Once such dust has settled however and all activity in the company has ceased you have a bank account with £X in it and I still say that, for the purposes of ESC C16, when a cheque goes to a shareholder it is a "distribution", ESC C16 is blind to capital & revenue, it has to be because it ignores the strict letter of the law that does not permit the return of share capital on a winding up without a formal liquidation.
This is an academic issue because, in reality the majority of strike offs take place with minimal share capital to worry about and an accumulated pot of retained reserves that the owners want out. We can also discuss till we are blue in the face our own "average" pots and whether £25K is fair to small businesses (whatever they might be). By the way, it's not the business that's advantaged or disadvantaged it's the person(s) and their private wealth, the business no longer exists (or shouldn't do)
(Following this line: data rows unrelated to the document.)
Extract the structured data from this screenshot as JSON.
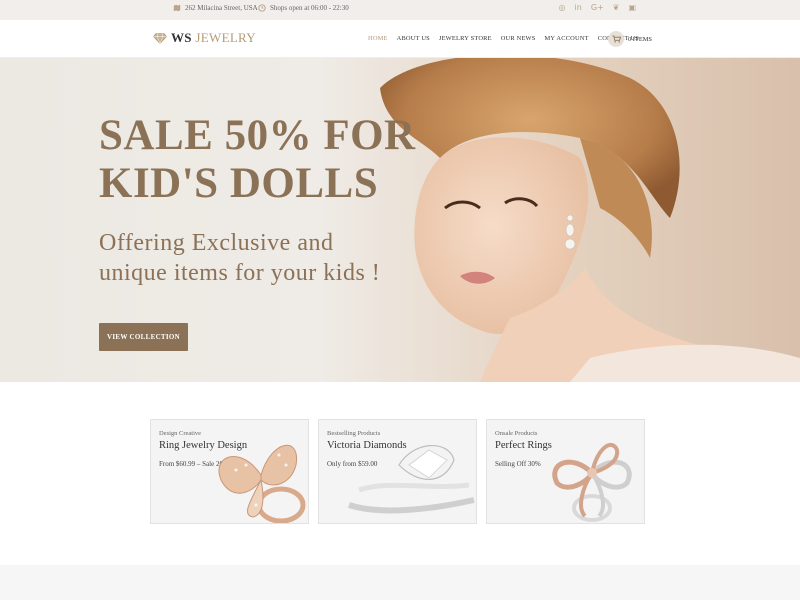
{
  "topbar": {
    "address": "262 Milacina Street, USA",
    "hours": "Shops open at 06:00 - 22:30",
    "social": [
      "instagram-icon",
      "linkedin-icon",
      "google-plus-icon",
      "twitter-icon",
      "youtube-icon"
    ]
  },
  "header": {
    "logo_ws": "WS",
    "logo_jewelry": "JEWELRY",
    "nav": [
      "HOME",
      "ABOUT US",
      "JEWELRY STORE",
      "OUR NEWS",
      "MY ACCOUNT",
      "CONTACT US"
    ],
    "cart_label": "0 ITEMS"
  },
  "hero": {
    "headline_line1": "SALE 50% FOR",
    "headline_line2": "KID'S DOLLS",
    "subline1": "Offering Exclusive and",
    "subline2": "unique items for your kids !",
    "button": "VIEW COLLECTION"
  },
  "cards": [
    {
      "sub": "Design Creative",
      "title": "Ring Jewelry Design",
      "desc": "From $60.99 – Sale 20%"
    },
    {
      "sub": "Bestselling Products",
      "title": "Victoria Diamonds",
      "desc": "Only from $59.00"
    },
    {
      "sub": "Onsale Products",
      "title": "Perfect Rings",
      "desc": "Selling Off 30%"
    }
  ],
  "colors": {
    "accent": "#8b7256",
    "gold": "#b49a78",
    "topbar_bg": "#f1eeec"
  }
}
In my experience of strike offs (£300K to £1K) (and with confidence that liquidations will cost nothing like the £7.5K quoted), I can only see a narrow band of people who this change will disadvantage and only then if they are already into higher rate tax, so hardly the poorest of the world. We should also not forget that a significant number of small businesses will not have had the luxury of being able to build up £25K let alone £75K.
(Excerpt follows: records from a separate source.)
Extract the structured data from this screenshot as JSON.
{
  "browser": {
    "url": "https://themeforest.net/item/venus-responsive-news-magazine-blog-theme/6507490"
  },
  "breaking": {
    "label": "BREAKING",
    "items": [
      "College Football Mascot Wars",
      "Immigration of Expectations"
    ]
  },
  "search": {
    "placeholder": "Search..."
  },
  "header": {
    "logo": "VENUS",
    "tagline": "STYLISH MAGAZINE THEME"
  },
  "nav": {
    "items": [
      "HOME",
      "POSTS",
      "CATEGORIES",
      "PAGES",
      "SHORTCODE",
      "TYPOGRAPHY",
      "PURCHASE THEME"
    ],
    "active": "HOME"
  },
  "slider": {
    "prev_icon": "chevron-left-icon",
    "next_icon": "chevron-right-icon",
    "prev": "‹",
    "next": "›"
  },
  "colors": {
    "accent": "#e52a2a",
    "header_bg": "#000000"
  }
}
(Paul, Ken and others), as I said before, if you are so heated up by this issue why leave it till now (a year after the 4th consultation) to let off steam? There are far more pressing inequalities in our society that I would rather spend my time on, so count me out of this one.
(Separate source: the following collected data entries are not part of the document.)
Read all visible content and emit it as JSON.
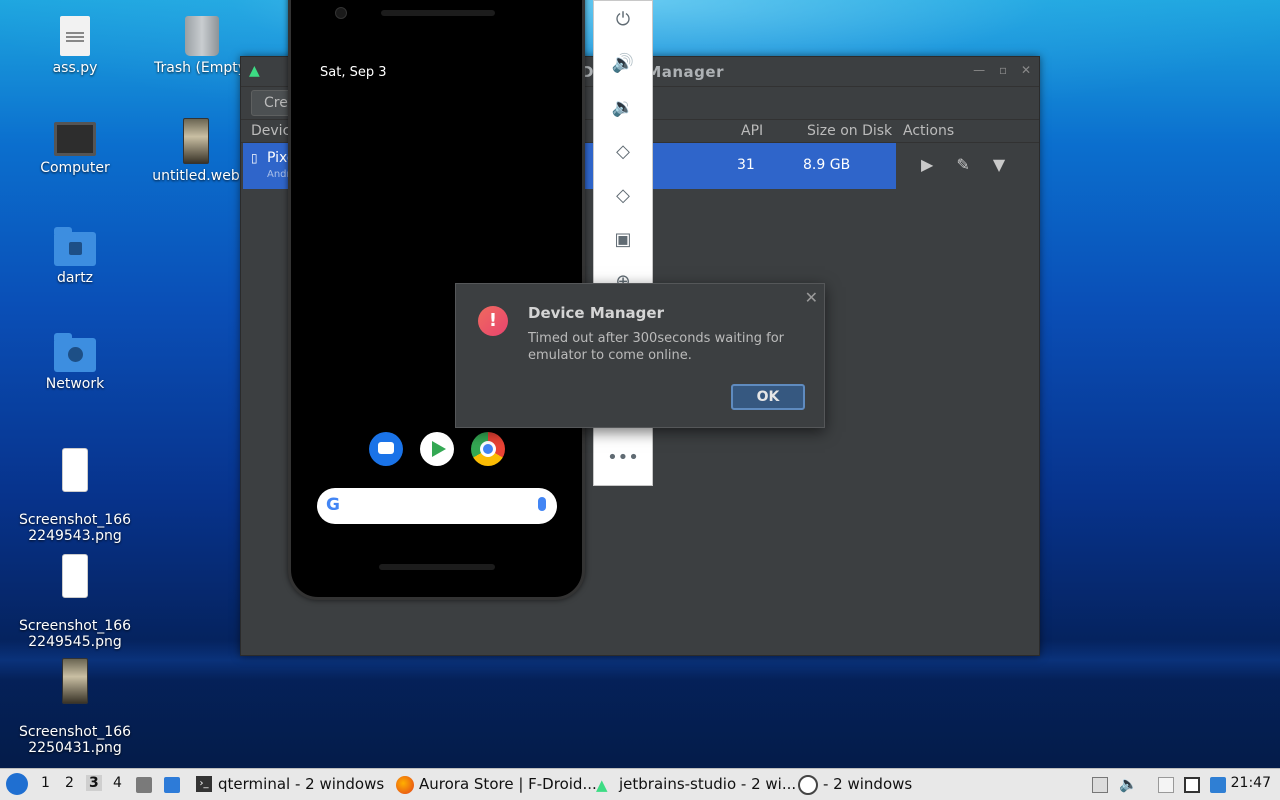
{
  "desktop": {
    "icons": [
      {
        "label": "ass.py"
      },
      {
        "label": "Trash (Empty)"
      },
      {
        "label": "Computer"
      },
      {
        "label": "untitled.web"
      },
      {
        "label": "dartz"
      },
      {
        "label": "Network"
      },
      {
        "label": "Screenshot_166\n2249543.png"
      },
      {
        "label": "Screenshot_166\n2249545.png"
      },
      {
        "label": "Screenshot_166\n2250431.png"
      }
    ]
  },
  "device_manager": {
    "title": "Device Manager",
    "create_label": "Create device",
    "columns": [
      "Device",
      "API",
      "Size on Disk",
      "Actions"
    ],
    "row": {
      "device": "Pixel",
      "subtitle": "Android",
      "api": "31",
      "size": "8.9 GB"
    }
  },
  "emulator": {
    "date": "Sat, Sep 3",
    "tools": [
      "power-icon",
      "volume-up-icon",
      "volume-down-icon",
      "rotate-left-icon",
      "rotate-right-icon",
      "camera-icon",
      "zoom-icon",
      "more-icon"
    ]
  },
  "dialog": {
    "title": "Device Manager",
    "message": "Timed out after 300seconds waiting for emulator to come online.",
    "ok_label": "OK"
  },
  "taskbar": {
    "workspaces": [
      "1",
      "2",
      "3",
      "4"
    ],
    "active_workspace": "3",
    "tasks": [
      {
        "label": "qterminal - 2 windows"
      },
      {
        "label": "Aurora Store | F-Droid..."
      },
      {
        "label": "jetbrains-studio - 2 wi..."
      },
      {
        "label": "- 2 windows"
      }
    ],
    "clock": "21:47"
  }
}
A benefit of the enactment of ESC C16
While on the subject, I can see a benefit of the enactment of ESC C16. Under the concession as is, the directors/shareholders have to send a letter to HMRC, which, among other things, gives assurances that they will "supply such information as is necessary to determine, and will pay, any Corporation Tax liability on income or capital gains ". After the enactment, I assume that the directors/shareholders will not have to send to HMRC such a letter, as they will not have to get clearance from HMRC. I had a case in the last year where, long after the ESC C16 application and subsequent striking off of a company, HMRC asked for info relating to the deceased company. I told them to "go away" as the company no longer existed. They then withdrew the ESC C16 approval, on the basis that the director had not fulfilled his part of the ESC C16 bargain by "supplying such information ......", and raised a rather large assessment on the client, with the capital receipt changed to an income receipt. They said that they would reverse this assessment if the information that they wanted on the deceased company was given to them. Hopefully after 1 March 2012 such "blackmail" tactics by HMRC will no longer be possible, if there is no 2 way ESC C16 "bargain".
Withdrawal of ESC C16
I had sympathy for my client! I and everyone else I have spoken to about this, other than HMRC, was always under the assumption that the assurances covered the giving of information relating to the known tax liabilities at the date of striking off, and, if HMRC missed the boat by not objecting to the striking off, then they were too late and they couldn't later try and ask for information in order that they could try and make a posthumous discovery. If they, through other sources, made a discovery then fair enough, but they hadn't, they were only fishing.